Die Eigentümer sind am besten in der Lage abzuschätzen, wie viele Parkplätze sie zur Verfügung stellen sollten. Wer glaubt, Zürich würde sich augenblicklich in einen gigantischen Parkplatz verwandeln, täuscht sich. Genau das Gegenteil würde eintreffen. Bereits heute rentieren an vielen städtischen Lagen Parkplätze deutlich weniger als Wohnraum. Von der starren 120-Quadratmeter-Regel befreit, würden viele Immobilieninvestoren dichter bauen und das Wohnangebot zulasten der Autoabstellplätze erweitern, was sich letztlich in tieferen Mieten niederschlagen würde.

Diese Massnahme allein reicht jedoch nicht aus. Ohne Parkplatzpflicht würden die privaten Eigentümer das Parkplatzproblem zunehmend auf den öffentlichen Raum verlagern. Deshalb bräuchte es eine zweite Massnahme.
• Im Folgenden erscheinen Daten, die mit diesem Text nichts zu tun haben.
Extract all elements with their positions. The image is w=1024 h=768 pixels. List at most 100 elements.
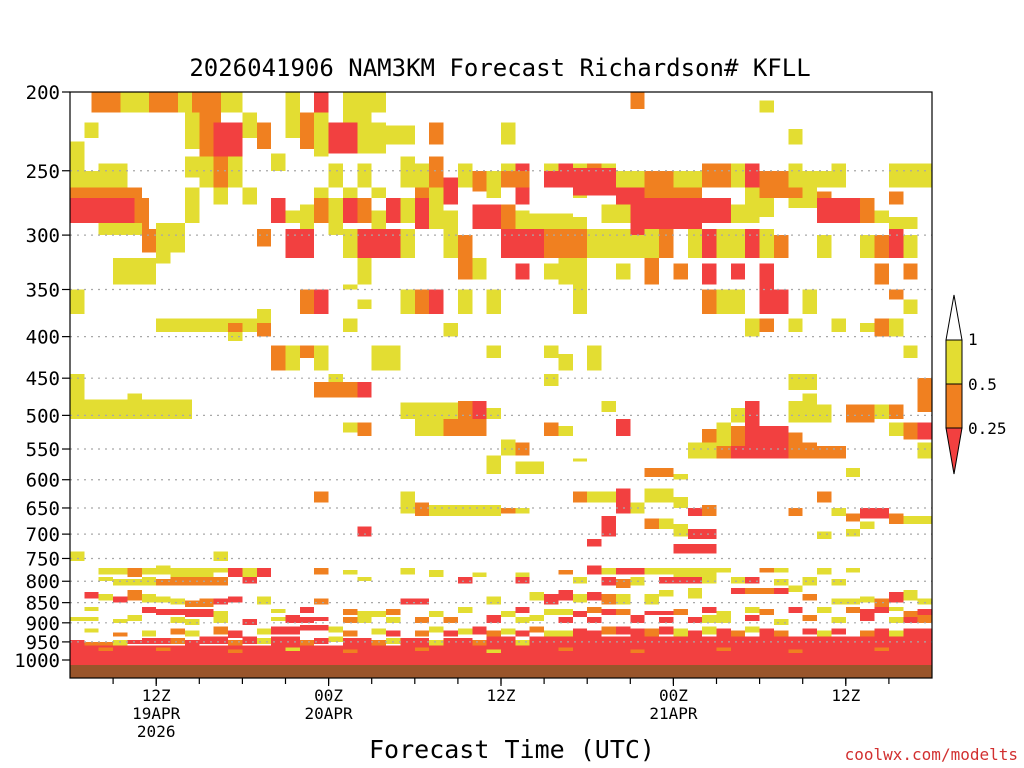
heatmap-cell (702, 229, 717, 258)
heatmap-cell (860, 630, 875, 637)
heatmap-cell (199, 636, 229, 644)
heatmap-cell (501, 170, 530, 188)
heatmap-cell (845, 567, 861, 573)
heatmap-cell (299, 204, 315, 230)
heatmap-cell (644, 229, 660, 258)
heatmap-cell (213, 551, 229, 561)
heatmap-cell (874, 318, 889, 337)
heatmap-cells (70, 92, 932, 669)
heatmap-cell (357, 229, 401, 258)
heatmap-cell (400, 289, 415, 314)
heatmap-cell (84, 606, 99, 611)
heatmap-cell (702, 606, 717, 613)
heatmap-cell (242, 636, 257, 644)
heatmap-cell (759, 628, 774, 637)
heatmap-cell (271, 636, 300, 646)
heatmap-cell (271, 345, 286, 371)
heatmap-cell (170, 598, 185, 605)
heatmap-cell (817, 235, 832, 258)
x-tick-label: 20APR (305, 704, 354, 723)
heatmap-cell (486, 170, 501, 198)
heatmap-cell (845, 606, 861, 613)
heatmap-cell (414, 163, 430, 188)
heatmap-cell (156, 647, 171, 652)
heatmap-cell (228, 156, 243, 188)
heatmap-cell (429, 289, 444, 314)
heatmap-cell (357, 382, 372, 398)
heatmap-cell (400, 567, 415, 575)
heatmap-cell (601, 516, 616, 537)
heatmap-cell (659, 518, 674, 530)
heatmap-cell (544, 594, 559, 605)
heatmap-cell (184, 156, 200, 178)
heatmap-cell (903, 163, 932, 188)
heatmap-cell (874, 598, 889, 607)
heatmap-cell (860, 197, 875, 224)
heatmap-cell (687, 529, 717, 540)
heatmap-cell (170, 628, 185, 635)
heatmap-cell (357, 610, 372, 617)
heatmap-cell (773, 567, 789, 573)
heatmap-cell (314, 567, 329, 575)
y-tick-label: 550 (26, 439, 60, 461)
heatmap-cell (860, 507, 889, 519)
heatmap-cell (357, 422, 372, 436)
heatmap-cell (888, 229, 904, 258)
heatmap-cell (156, 579, 171, 586)
heatmap-cell (120, 92, 150, 113)
heatmap-cell (314, 382, 343, 398)
y-tick-label: 750 (26, 548, 60, 570)
heatmap-cell (472, 400, 487, 419)
heatmap-cell (98, 163, 128, 188)
heatmap-cell (917, 378, 932, 401)
heatmap-cell (673, 608, 688, 615)
heatmap-cell (716, 445, 731, 459)
heatmap-cell (357, 122, 387, 154)
heatmap-cell (745, 163, 760, 188)
heatmap-cell (558, 570, 573, 575)
y-tick-label: 400 (26, 327, 60, 349)
heatmap-cell (314, 92, 329, 113)
heatmap-cell (472, 170, 487, 192)
heatmap-cell (113, 257, 157, 285)
heatmap-cell (256, 628, 272, 635)
heatmap-cell (429, 626, 444, 633)
heatmap-cell (501, 507, 516, 514)
heatmap-cell (213, 626, 229, 635)
heatmap-cell (501, 628, 516, 635)
heatmap-cell (285, 614, 300, 623)
heatmap-cell (730, 263, 746, 280)
heatmap-cell (170, 616, 185, 623)
heatmap-cell (414, 418, 444, 436)
heatmap-cell (228, 567, 243, 577)
heatmap-cell (788, 507, 803, 517)
heatmap-cell (84, 641, 114, 646)
heatmap-cell (903, 610, 918, 617)
heatmap-cell (572, 594, 588, 603)
heatmap-cell (759, 229, 774, 258)
heatmap-cell (673, 496, 688, 508)
heatmap-cell (773, 579, 789, 586)
heatmap-cell (429, 122, 444, 145)
heatmap-cell (745, 400, 760, 426)
heatmap-cell (572, 458, 588, 462)
heatmap-cell (328, 122, 358, 154)
heatmap-cell (486, 289, 501, 314)
heatmap-cell (845, 467, 861, 477)
heatmap-cell (702, 163, 731, 188)
heatmap-cell (70, 660, 932, 669)
heatmap-cell (673, 576, 688, 584)
y-tick-label: 900 (26, 613, 60, 635)
heatmap-cell (184, 608, 214, 617)
heatmap-cell (342, 422, 358, 433)
heatmap-cell (70, 170, 99, 188)
heatmap-cell (601, 229, 631, 258)
heatmap-cell (773, 235, 789, 258)
chart-title: 2026041906 NAM3KM Forecast Richardson# K… (189, 54, 810, 82)
heatmap-cell (773, 630, 789, 637)
heatmap-cell (745, 576, 760, 584)
colorbar-bin (945, 339, 963, 385)
y-tick-label: 650 (26, 498, 60, 520)
heatmap-cell (501, 229, 545, 258)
2. Lageabhängige Parkgebühren auf öffentlichem Grund

Die mangelnde Verfügbarkeit an Parkmöglichkeiten verursacht Suchverkehr. Ein beträchtlicher Teil des Stadtverkehrs ist darauf zurückzuführen. Laut Verkehrsexperten wäre eine Parkplatzverfügbarkeit von 15% optimal, weil damit der Suchverkehr weitgehend reduziert wird, ohne die Parkplatzbelegung allzu stark zu beeinträchtigen.

Diese optimale 85%-Belegung könnte am besten über den Preis erreicht werden. Stau und Suchverkehr in der Innenstadt bei gleichzeitig schlecht belegten Parkhäusern sind ein unverkennbares Symptom zu tiefer Gebühren für Parkplätze am Strassenrand. Diese müssten solange angepasst werden, bis die optimale Belegung von 85% durchgehend erreicht wäre. Wo Parkplätze überwiegend leer stehen, könnten die Gebühren sinken. In San Francisco wird ein derartiges System bereits umgesetzt.

Mit der Kombination von lageabhängigen Gebühren für Parkplätze auf öffentlichem Grund und der Befreiung der Eigentümer von der Mindestparkplatzzahl liesse sich eine Politik realisieren, die von den Bedürfnissen der Stadtbewohner ausginge. Bei einer solchen Lösung könnte auch die eingangs erwähnte App für die kurzfristige Vermietung privater Parkplätze zu einer Effizienzsteigerung beitragen – im Interesse aller Beteiligten.

Wie aber auch andere Beispiele zeigen, werden in der Verkehrspolitik marktbasierte Steuerungsinstrumente leider noch immer mehr als Gefahr denn als Chance betrachtet.